Pada 2 Desember 1993, KLB pun dimulai di Surabaya dan Mega pun hampir tak dapat mengikutinya sebagaimana utusan daerah – daerah yang lain yang Pro Mega. Pertentangan kembali muncul saat menentukan system pemilihan Ketua Umum, karena Ketua Carateker menghendaki system formatur yang diketuai oleh Budi Hardjono yang didukung oleh Pemerintah dan ABRI sehingga dengan demikian dapat dipastikan ia otomatis akan menjadi Ketua Umum PDI. Sebaliknya yang pro Mega meminta dengan system pemilihan langsung atau voting. Karena deadlock maka diserahkan kepada Komisi Organisasi, lagi – lagi terjadi baku hantam karena nama – nama yang pro Mega diganti sesukanya atas restu Pemerintah yang sengaja membikin markas pemantau di salah satu ruangan Gedung Komite Olah Raga Nasional Indonesia yang hanya berjarak 200 meter dari tempat KLB. Pejabat sipil & militer dengan berbagai penyamaran ikut memantau dan menghadiri sidang, yang secara inten mempersolid berbagai faksi yang ada, karena disamping kelompok Budi Hardjono ada kelompok 17 (sempalan PDI) yang dimotori oleh Yusuf Merukh & Marsusi, Dudy Singadilaga dll.) serta kelompok Pro Mega. Team sukses Mega terpaksa kucing – kucingan bahkan Yosep, harus bersembunyi di bawah tempat tidur Mega.
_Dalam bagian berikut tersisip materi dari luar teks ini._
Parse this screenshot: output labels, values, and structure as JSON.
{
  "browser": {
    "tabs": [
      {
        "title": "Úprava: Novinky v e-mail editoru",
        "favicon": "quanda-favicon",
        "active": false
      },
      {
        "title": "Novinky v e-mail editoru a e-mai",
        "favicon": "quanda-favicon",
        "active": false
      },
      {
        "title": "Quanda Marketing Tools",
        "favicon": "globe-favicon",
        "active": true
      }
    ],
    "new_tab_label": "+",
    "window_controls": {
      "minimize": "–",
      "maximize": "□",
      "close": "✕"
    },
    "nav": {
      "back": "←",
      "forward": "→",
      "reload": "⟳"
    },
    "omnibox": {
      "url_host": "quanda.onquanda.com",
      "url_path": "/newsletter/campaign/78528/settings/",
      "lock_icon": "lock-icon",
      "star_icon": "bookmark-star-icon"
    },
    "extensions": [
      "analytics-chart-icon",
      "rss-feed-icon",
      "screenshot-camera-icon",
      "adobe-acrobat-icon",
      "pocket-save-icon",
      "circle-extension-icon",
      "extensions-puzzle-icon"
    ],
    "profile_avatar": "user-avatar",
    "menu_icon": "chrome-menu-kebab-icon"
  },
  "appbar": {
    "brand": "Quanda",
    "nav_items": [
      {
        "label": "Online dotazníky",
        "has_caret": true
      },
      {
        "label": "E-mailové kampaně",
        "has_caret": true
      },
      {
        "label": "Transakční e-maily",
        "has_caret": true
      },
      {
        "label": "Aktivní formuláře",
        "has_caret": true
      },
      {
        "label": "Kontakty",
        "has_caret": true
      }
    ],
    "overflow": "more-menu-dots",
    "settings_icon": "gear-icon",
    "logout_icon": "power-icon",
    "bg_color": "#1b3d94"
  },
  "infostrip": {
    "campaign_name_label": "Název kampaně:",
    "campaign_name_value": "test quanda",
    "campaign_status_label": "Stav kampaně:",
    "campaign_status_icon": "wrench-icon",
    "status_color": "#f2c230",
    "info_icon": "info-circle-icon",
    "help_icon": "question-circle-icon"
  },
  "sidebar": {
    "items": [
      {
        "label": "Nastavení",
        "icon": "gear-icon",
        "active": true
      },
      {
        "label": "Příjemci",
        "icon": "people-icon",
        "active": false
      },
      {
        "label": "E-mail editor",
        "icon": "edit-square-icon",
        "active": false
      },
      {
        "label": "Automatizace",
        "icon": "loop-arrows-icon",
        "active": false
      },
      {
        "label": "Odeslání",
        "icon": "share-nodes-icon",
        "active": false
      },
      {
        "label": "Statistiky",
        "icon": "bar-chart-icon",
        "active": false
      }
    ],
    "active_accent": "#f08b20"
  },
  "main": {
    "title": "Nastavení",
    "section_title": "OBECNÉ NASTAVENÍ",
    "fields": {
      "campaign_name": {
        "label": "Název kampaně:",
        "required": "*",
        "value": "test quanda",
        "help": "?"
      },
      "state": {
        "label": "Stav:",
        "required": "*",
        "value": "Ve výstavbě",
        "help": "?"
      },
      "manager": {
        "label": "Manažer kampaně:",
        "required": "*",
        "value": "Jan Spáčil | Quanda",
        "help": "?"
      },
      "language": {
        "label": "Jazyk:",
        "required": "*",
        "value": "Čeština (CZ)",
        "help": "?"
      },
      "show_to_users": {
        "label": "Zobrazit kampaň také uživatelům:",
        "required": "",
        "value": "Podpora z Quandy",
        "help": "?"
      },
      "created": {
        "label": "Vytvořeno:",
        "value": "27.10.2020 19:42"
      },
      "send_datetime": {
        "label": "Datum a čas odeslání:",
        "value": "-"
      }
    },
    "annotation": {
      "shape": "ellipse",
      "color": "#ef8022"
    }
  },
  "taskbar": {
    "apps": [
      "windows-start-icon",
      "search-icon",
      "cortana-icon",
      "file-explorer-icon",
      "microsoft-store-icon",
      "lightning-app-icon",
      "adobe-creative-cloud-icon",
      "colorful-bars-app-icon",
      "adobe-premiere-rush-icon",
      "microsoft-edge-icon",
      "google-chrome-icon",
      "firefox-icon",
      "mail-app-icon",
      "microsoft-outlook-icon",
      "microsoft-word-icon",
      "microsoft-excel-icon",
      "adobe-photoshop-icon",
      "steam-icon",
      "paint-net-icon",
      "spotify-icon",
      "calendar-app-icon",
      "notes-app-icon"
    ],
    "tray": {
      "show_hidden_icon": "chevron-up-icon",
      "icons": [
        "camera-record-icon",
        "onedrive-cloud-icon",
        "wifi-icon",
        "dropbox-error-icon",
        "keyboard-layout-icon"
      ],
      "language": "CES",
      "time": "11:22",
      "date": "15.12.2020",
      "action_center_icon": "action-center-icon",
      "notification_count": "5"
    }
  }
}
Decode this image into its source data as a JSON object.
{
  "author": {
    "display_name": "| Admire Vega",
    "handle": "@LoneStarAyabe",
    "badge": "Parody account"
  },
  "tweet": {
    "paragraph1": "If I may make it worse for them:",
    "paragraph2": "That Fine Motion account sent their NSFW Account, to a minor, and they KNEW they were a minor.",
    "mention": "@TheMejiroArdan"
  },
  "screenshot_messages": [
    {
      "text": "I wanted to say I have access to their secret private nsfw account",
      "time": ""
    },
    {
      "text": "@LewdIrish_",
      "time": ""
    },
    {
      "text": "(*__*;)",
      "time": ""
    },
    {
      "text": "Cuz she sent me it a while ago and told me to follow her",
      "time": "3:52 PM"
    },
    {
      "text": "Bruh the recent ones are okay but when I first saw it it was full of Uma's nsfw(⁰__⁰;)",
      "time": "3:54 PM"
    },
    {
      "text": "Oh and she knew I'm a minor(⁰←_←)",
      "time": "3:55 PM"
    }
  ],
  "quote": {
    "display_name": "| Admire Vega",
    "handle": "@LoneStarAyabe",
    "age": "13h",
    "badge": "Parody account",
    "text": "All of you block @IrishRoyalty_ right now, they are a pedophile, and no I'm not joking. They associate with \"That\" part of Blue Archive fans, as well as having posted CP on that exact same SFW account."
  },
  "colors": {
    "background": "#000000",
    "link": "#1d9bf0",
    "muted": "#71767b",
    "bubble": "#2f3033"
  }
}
Pada hari terakhir, 6 Desember 1993 anggota carateker tak ada yang hadir sehingga ke 27 DPD atas sepengetahuan DPC mengadakan pertemuan yang menetapkan Mega sebagai Ketua Umum, dan baru ketahuan bahwa absennya mereka karena harus memenuhi pertemuan yang digelar oleh team pemantau Pemerintah. Dalam situasi yang tidak menentu seperti itulah Mega mengambil inisiatif dengan mengumumkan bahwa secara defacto, dirinya secara sah menjadi Ketua Umum PDIP karena setidaknya ia didukung oleh 305 DPC dan 256 Cabang atau 84% suara. Pemilihan yang ricuh tersebut alhirnya disepakati oleh kubu Mega, carateker, kelompok 17 dan DPP Peralihan, menyetujui untuk diadakan munas pada 22 – 23 Desember 1993.

Lagi – lagi Pemerintah & Markas Besar ABRI ikut campur terlampau dalam dengan menghendaki Munas hendaknya diadakan di Wisma Kopo, namun akhirnya munas diadakan di Hotel Garden, Kemang Jakarta dari 22 hingga 23 Desember 1993. Untungnya Mabes ABRI menugaskan Agum Gumelar sebagai Direktur A Bais ABRI yang merangkap menjadi Komandan Kopasus menerjemahkan penugasannya Oleh Ari Sadewo untuk mengamankan jalannya Munas ia laksanakan dengan lugas dan tegas yakni apa yang dikehendaki Munas tersebut. Maka pada jam 2200, tanggal 22 Desember 1993, hanya dalam waktu 5 menit Mega berhasil secara resmi terpilih sebagai Ketua Umum PDIP, karena sebanyak 52 fungsionaris (Ketua & Sekjen) DPD dari 27 provinsi secara aklamasi memilihnya.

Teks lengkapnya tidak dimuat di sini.